MOROWALI- Aksi demonstrasi buruh di kawasan PT Indonesia Morowali Industrial Park (IMIP), Rabu (12/2/2026), berujung ricuh dan memunculkan dugaan tindak pidana kekerasan. Insiden tersebut kini bergulir ke ranah hukum setelah muncul laporan dugaan penganiayaan terhadap buruh dan jurnalis.
Aksi yang digelar aliansi serikat buruh di depan kantor PT IMIP dan di area PT Cemerlang Servis Perawatan (CSP) semula menuntut evaluasi menyeluruh penerapan Keselamatan dan Kesehatan Kerja (K3) serta pengusutan dugaan penyembunyian kecelakaan kerja. Namun situasi memanas saat massa dibubarkan.
Berdasarkan keterangan saksi dan dokumentasi lapangan yang dihimpun, oknum petugas keamanan dari PT MSS Morowali Security Servis mitra pengamanan kawasan diduga melakukan tindakan fisik terhadap peserta aksi. Seorang jurnalis Tribuanamuda.com, Muhammad Pajar, yang tengah meliput, juga dilaporkan menjadi korban pemukulan.

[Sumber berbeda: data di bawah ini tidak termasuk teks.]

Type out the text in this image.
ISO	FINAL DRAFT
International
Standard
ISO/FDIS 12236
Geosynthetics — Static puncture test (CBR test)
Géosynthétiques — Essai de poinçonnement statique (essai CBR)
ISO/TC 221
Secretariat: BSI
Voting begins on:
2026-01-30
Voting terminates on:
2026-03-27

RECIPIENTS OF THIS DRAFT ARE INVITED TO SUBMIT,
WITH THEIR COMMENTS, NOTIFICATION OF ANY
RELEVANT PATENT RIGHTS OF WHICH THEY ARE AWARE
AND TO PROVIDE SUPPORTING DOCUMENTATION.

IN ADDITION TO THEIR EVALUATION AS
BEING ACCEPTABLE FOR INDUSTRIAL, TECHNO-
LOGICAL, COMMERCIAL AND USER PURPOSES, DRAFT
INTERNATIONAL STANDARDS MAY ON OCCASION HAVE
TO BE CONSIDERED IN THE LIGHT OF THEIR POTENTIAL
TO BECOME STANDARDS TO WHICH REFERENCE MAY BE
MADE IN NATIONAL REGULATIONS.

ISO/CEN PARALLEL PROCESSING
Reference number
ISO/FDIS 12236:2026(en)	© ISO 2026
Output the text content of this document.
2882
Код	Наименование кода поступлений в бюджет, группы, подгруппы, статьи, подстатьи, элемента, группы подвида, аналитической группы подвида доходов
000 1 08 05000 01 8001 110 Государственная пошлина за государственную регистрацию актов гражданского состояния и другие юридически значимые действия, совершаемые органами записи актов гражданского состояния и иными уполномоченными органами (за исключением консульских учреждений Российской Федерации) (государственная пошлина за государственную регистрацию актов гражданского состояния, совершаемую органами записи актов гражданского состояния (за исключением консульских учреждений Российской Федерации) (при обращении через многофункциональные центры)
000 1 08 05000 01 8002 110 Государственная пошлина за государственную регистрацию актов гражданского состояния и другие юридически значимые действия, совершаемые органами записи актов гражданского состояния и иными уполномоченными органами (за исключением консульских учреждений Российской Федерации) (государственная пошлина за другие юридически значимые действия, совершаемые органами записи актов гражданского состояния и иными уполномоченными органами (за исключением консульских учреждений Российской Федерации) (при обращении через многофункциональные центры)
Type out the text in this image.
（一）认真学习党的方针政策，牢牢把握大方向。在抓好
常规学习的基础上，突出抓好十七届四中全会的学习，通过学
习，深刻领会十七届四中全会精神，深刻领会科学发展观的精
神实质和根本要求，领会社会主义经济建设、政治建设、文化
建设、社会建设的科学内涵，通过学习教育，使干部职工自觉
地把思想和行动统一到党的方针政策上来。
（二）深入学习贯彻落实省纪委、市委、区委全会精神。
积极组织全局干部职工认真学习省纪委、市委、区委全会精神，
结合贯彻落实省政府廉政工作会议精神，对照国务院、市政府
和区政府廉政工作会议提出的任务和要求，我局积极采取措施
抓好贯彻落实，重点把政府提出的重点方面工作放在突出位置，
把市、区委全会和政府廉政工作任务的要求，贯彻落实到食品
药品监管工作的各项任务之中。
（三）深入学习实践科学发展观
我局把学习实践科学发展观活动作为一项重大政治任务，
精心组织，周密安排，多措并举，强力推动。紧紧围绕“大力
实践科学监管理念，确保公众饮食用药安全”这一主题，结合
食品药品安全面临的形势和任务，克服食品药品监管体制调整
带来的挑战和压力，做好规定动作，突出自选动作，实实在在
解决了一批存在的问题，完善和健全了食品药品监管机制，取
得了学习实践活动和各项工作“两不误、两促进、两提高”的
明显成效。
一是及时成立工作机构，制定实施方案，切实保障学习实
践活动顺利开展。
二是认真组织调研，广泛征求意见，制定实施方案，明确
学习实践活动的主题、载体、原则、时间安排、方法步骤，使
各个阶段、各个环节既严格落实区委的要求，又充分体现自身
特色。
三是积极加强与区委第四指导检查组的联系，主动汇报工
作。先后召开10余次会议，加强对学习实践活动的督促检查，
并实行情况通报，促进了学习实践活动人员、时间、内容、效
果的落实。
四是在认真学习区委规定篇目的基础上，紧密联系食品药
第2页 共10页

Jika terbukti, peristiwa tersebut berpotensi melanggar Pasal 351 KUHP tentang penganiayaan serta Pasal 18 Ayat (1) Undang-Undang Nomor 40 Tahun 1999 tentang Pers, yang mengatur ancaman pidana bagi pihak yang menghalangi kerja jurnalistik.
Selain itu, tindakan pembubaran yang disertai kekerasan dapat dikaji dalam konteks pelanggaran hak menyampaikan pendapat di muka umum sebagaimana dijamin Pasal 28E UUD 1945 dan diatur dalam Undang-Undang Nomor 9 Tahun 1998.
Aliansi buruh dan Redaksi Tribuanamuda mendesak aparat penegak hukum segera memproses laporan secara profesional dan transparan. Mereka meminta Bareskrim Polri melakukan supervisi langsung guna mencegah potensi konflik kepentingan di tingkat daerah.
Desakan tersebut mencakup penetapan dan pemeriksaan terhadap oknum yang diduga terlibat, audit prosedur penggunaan kekuatan oleh petugas keamanan swasta, serta pengusutan dugaan pelanggaran K3 di PT CSP.
Hingga berita ini diturunkan, belum ada keterangan resmi dari pihak PT IMIP, PT CSP, maupun PT MSS Morowali Security Servis. Kasus ini dinilai bukan sekadar persoalan ketertiban internal perusahaan, melainkan dugaan tindak pidana yang harus diuji melalui proses hukum. Perkembangan penanganan perkara akan terus dipantau.